Thank you so much from the Founders of the Fed is Best Foundation!




3 thoughts on “I Was Producing Drops Of Breastmilk And My IBCLC Denied My Request To Supplement My Baby With Formula.

  1. Kate Linkosky says:

    YOU ARE NOT ALONE! The exact same thing happened to me except I went almost 2 weeks only breastfeeding. At first, my son was gaining weight and I thought everything was going well but he slowly started to get jaundice. I spent hours on the phone with a lactation consultant and was so scared to supplement him. Up until my second week with him I had not pumped I had only given him the breast. Finally, when I tried pumping to see how much I was producing, I pumped for 30 mins and did not even get a half ounce of breast milk. That was enough for me to realize my son was starving and I immediately grabbed the formula sample out of the closet. I kept trying to pump but it would just upset me everytime because I was seeing how little I was producing. Finally, I traded the pump in for a baby brezza formula pro and IT HAS BEEN THE BEST THING FOR MY SON. Thanks to formula he was able to grow into a healthy little guy. He was 6lbs when I had him and now at 7 months he is 21lbs!!!! THANK YOU FORMULA!!!!!

  2. Julie says:

    I was a NICU nurse for many years, now I am working in a postpartum unit in a baby friendly hospital. Couple of weeks ago I told a mother after 24h that maybe she should supplement, her son had lost over 6% of body weight in the first 24 hours, he was getting frantic. I was happy telling her that than bumping into her and finding out something was wrong with him. She was not getting anything when she pumped and nothing when she hand expressed. Told her to keep pumping for the next week, get some fenugreek and mothers milk tea. Don’t know what happened but he was so calm afterwards

  3. Meagan says:

    I don’t want to discount this mother‘s experience at all but this could not be further from my experience at Mary Washington hospital. I did not deliver my son at Mary Washington but I did go to MW to see the lactation consultants multiple times during the first few weeks after my third child was born. I always have a horrible time in the beginning trying to get my babies latched. I have an oversupply so massive engorgement prevents a tiny newborn mouth from being able to get a good latch and I always end up with clogged ducts and bleeding nipples. When I went in, they taught me how to create a good pumping schedule to keep my supply up and make sure he was fed. It was also suggested he might have a lip tie or tongue tie. I visited an ENT, and my son did in fact have a severe lip tie as well as an anterior and posterior tongue tie which ended up being surgically corrected.
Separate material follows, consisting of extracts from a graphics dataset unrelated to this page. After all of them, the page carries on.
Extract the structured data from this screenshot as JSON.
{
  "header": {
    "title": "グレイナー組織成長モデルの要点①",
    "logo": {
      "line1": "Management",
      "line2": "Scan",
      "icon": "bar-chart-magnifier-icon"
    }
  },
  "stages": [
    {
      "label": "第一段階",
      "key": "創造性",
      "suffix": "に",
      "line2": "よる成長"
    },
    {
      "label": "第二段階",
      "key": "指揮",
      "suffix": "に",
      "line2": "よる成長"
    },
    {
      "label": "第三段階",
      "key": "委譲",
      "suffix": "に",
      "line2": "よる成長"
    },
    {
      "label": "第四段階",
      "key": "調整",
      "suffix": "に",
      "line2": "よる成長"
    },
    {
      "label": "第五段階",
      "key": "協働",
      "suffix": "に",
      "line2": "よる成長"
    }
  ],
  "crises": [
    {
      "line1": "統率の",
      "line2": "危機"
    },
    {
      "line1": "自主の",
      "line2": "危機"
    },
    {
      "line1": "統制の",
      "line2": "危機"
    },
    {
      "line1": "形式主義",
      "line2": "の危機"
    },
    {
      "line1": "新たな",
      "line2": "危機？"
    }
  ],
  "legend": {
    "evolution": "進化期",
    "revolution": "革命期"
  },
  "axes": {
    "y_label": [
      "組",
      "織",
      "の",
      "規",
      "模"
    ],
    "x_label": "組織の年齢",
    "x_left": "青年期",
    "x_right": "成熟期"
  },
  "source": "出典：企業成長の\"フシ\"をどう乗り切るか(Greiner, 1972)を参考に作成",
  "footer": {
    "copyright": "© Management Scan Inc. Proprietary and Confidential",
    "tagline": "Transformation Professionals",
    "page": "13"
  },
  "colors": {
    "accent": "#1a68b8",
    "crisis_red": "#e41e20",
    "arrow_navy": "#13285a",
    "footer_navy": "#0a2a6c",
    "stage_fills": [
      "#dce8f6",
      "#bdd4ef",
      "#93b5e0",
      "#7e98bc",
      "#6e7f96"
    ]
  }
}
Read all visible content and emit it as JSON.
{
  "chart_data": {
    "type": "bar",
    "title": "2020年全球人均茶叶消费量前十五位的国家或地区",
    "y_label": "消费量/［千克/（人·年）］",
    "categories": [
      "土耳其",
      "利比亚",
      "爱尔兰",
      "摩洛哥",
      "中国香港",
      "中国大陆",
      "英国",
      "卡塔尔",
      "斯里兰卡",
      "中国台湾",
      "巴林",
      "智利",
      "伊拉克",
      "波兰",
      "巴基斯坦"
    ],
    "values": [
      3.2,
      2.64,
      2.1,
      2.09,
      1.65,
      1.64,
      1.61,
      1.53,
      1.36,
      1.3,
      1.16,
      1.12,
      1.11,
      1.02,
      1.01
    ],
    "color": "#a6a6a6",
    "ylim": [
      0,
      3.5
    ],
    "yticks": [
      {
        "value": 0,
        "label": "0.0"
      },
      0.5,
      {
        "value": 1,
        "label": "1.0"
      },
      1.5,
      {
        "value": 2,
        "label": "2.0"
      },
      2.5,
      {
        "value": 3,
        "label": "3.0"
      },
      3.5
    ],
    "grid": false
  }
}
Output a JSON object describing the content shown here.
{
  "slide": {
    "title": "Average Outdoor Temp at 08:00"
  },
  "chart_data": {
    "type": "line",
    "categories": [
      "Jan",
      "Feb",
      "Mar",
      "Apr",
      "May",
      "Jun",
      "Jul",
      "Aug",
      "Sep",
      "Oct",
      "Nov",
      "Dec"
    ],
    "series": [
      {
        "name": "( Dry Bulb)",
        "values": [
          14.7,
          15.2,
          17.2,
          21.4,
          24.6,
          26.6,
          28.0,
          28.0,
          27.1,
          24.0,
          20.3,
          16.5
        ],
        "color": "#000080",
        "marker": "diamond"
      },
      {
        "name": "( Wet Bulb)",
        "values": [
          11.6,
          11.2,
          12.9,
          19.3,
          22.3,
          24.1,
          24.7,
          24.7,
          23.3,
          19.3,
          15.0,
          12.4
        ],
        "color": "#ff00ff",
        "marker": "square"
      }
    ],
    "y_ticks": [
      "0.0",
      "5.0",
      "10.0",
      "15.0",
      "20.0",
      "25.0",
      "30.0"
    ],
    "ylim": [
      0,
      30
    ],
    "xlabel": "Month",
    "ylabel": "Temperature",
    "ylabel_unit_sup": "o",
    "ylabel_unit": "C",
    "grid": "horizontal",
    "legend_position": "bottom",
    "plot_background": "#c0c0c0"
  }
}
At the same LC appointment, we talked about a noise that my son was making while breathing and it suggested that he might have laryngomalacia. The ENT also found this to be true and my son was put on reflux meds which helped tremendously. I was warned by the ENT that sometimes even after correction, babies with lip/tongue ties don’t always figure out how to latch. With all these things stacked against us and my postpartum depression, I was ready to quit trying to nurse. Sometimes as moms, we feel like we need “permission” to stop trying to do something that we think we are “supposed” to do. During my multiple appointments, my LC let me know that she would help me no matter how I chose to feed my son. She said she could help us continue trying to latch, or teach me how to exclusively pump, or if I need her to be the person who told me it was “okay” to use formula, she would be that person for me. I eventually decided to exclusively pump while attempting to keep trying to latch occasionally. She lent me her own personal hospital grade breast pump free of charge for 6 months. My son finally learned to latch at 4 months and is now nursing exclusively at 7 months and I don’t know how to thank the Mary Washington LC Team enough…not just because they helped me finally establish the nursing relationship I wanted to have with my son, but because in the beginning when I was literally drowning in postpartum hormones and depression, my wonderful LC let me know that a fed baby is best and a happy healthy Mom is important too.